The stopping reason can be:

  • n_max reached if the confidence level was not reached.

  • confidence reached with status OK if the confidence was reached and the hypothesis was fulfilled.

  • confidence reached with status NOK if the confidence level was reached and the hypothesis was not fulfilled.

Example

from drama import sara
from drama.monte_carlo import Gaussian
config = {'el1': Gaussian(mu=6700, sigma=2.5)}
results = sara.run_monte_carlo_with_wilson_confidence(config=config,
    confidence_level=95.)
drama.sara.get_progress(run_mode, rundir_path)

Retrieves the current progress of SARA, when the reentry_tmp_path already exists

drama.plot_sara.plot_histogram(results, target='total_casualty_x_section', plotfile_name='histogram', x_label=None, framework='DRAMA')

Generates the histogram of the ‘target’ variable from the provided ‘results’ from SARA.

Parameters:
  • results (list) – List of dict of SARA results. Each dictionary must contain the ‘target’ key.

  • target (str) – The target variable

  • plotfile_name (str) – file name (without extension) for the output file.

  • x_label (str) – label for the x axis

  • framework (str) – defines whether DRAMA or DMF is using the wrapper.

Note

Creates a {plotfile_name}.png file containing the histogram plot for the ‘target’ variable.

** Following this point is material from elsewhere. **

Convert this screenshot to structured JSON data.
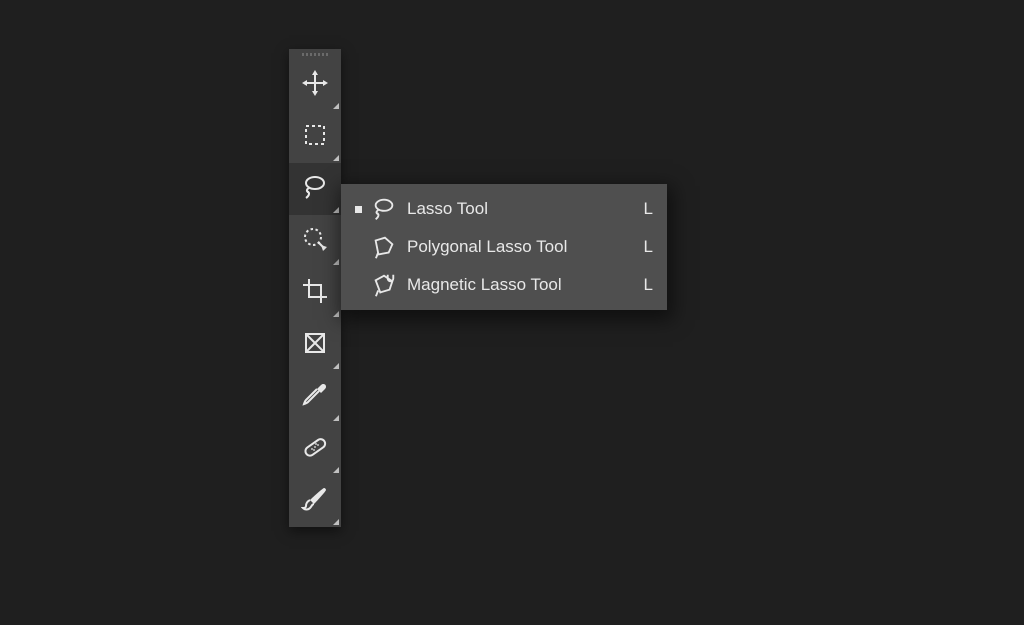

drama.plot_sara.plot_cdf(results, target='total_casualty_x_section', plotfile_name='cdf', x_label=None, framework='DRAMA')

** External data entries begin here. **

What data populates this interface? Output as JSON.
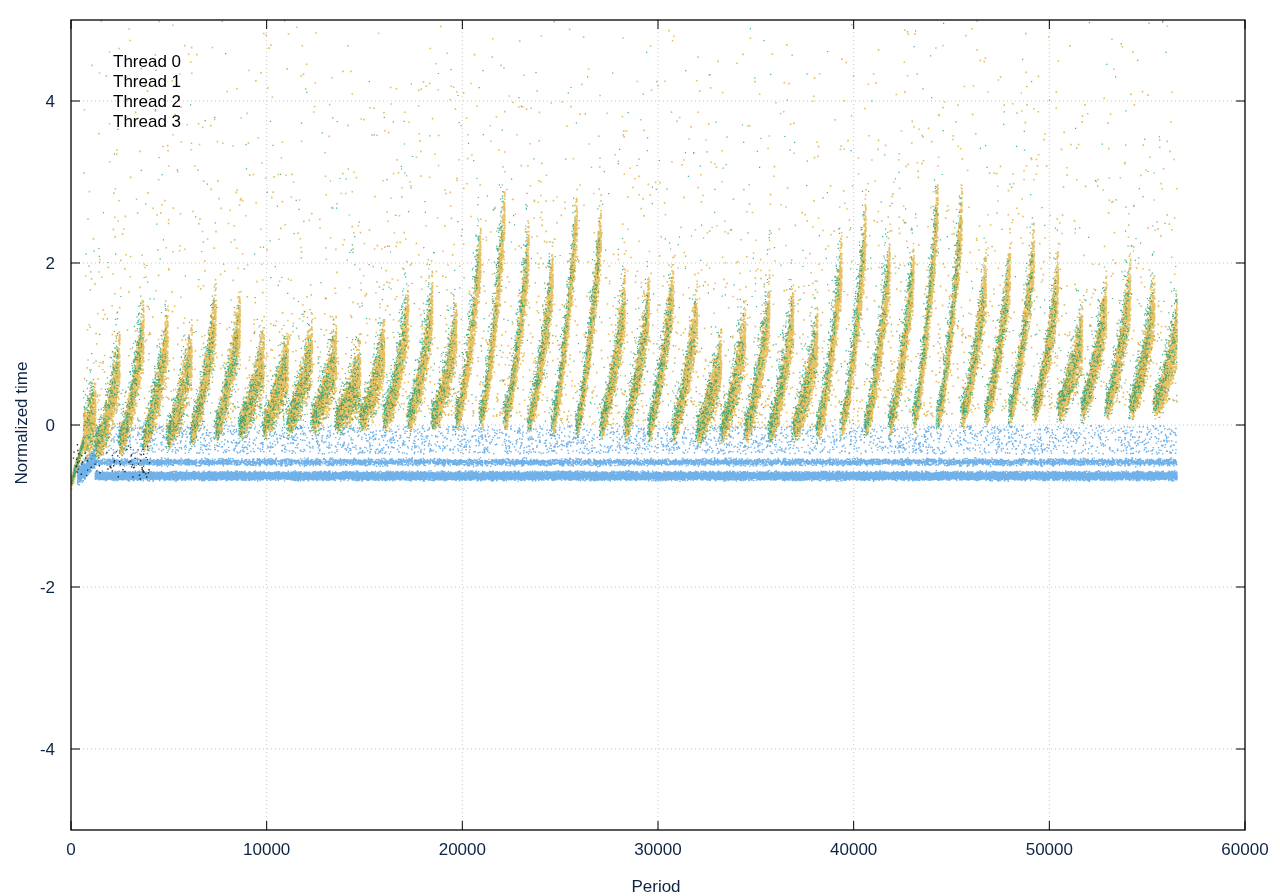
{
  "plot": {
    "x_axis_title": "Period",
    "y_axis_title": "Normalized time",
    "x_tick_labels": [
      "0",
      "10000",
      "20000",
      "30000",
      "40000",
      "50000",
      "60000"
    ],
    "y_tick_labels": [
      "4",
      "2",
      "0",
      "-2",
      "-4"
    ],
    "legend": [
      "Thread 0",
      "Thread 1",
      "Thread 2",
      "Thread 3"
    ]
  }
}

Generates the cumulative distribution function of the ‘target’ variable from the provided ‘results’ from SARA.

Parameters:
  • results (list) – List of dict of SARA results. Each dictionary must contain the ‘target’ key.

  • target (str) – The target variable

  • plotfile_name (str) – file name (without extension) for the output file.

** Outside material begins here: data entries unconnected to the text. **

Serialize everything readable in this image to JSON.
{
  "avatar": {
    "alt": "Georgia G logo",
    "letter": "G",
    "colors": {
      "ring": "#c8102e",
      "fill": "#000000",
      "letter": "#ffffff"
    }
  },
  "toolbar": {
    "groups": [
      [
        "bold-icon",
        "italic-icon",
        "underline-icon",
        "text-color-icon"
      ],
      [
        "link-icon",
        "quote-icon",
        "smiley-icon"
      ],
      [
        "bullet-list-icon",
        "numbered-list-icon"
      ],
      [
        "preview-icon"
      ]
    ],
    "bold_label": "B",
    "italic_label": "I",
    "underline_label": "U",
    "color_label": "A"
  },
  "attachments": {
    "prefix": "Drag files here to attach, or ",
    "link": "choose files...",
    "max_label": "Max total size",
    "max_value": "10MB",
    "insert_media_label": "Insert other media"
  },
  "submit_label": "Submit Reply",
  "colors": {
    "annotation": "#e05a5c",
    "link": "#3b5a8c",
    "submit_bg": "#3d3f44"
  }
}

  • x_label (str) – label for the x axis

  • framework (str) – defines whether DRAMA or DMF is using the wrapper.

Note

Creates a {plotfile_name}.png file containing the cumulative distribution function plot for the ‘target’ variable.

drama.plot_sara.plot_heatmap(results, variables, target='total_casualty_x_section', plotfile_name='heatmap', x_label=None, y_label=None, framework='DRAMA')

Generates the Heatmap of the ‘target’ variable from the provided ‘results’ from SARA.

Parameters:
  • results (list) – List of dict of SARA results. Each dictionary must contain the ‘target’ key.

  • target (str) – The target variable

  • plotfile_name (str) – file name (without extension) for the output file.

  • x_label (str) – label for the x axis

  • y_label (str) – label for the y axis

  • framework (str) – defines whether DRAMA or DMF is using the wrapper.

Note

Creates a {plotfile_name}.png file containing the heatmap plot for the ‘target’ variable.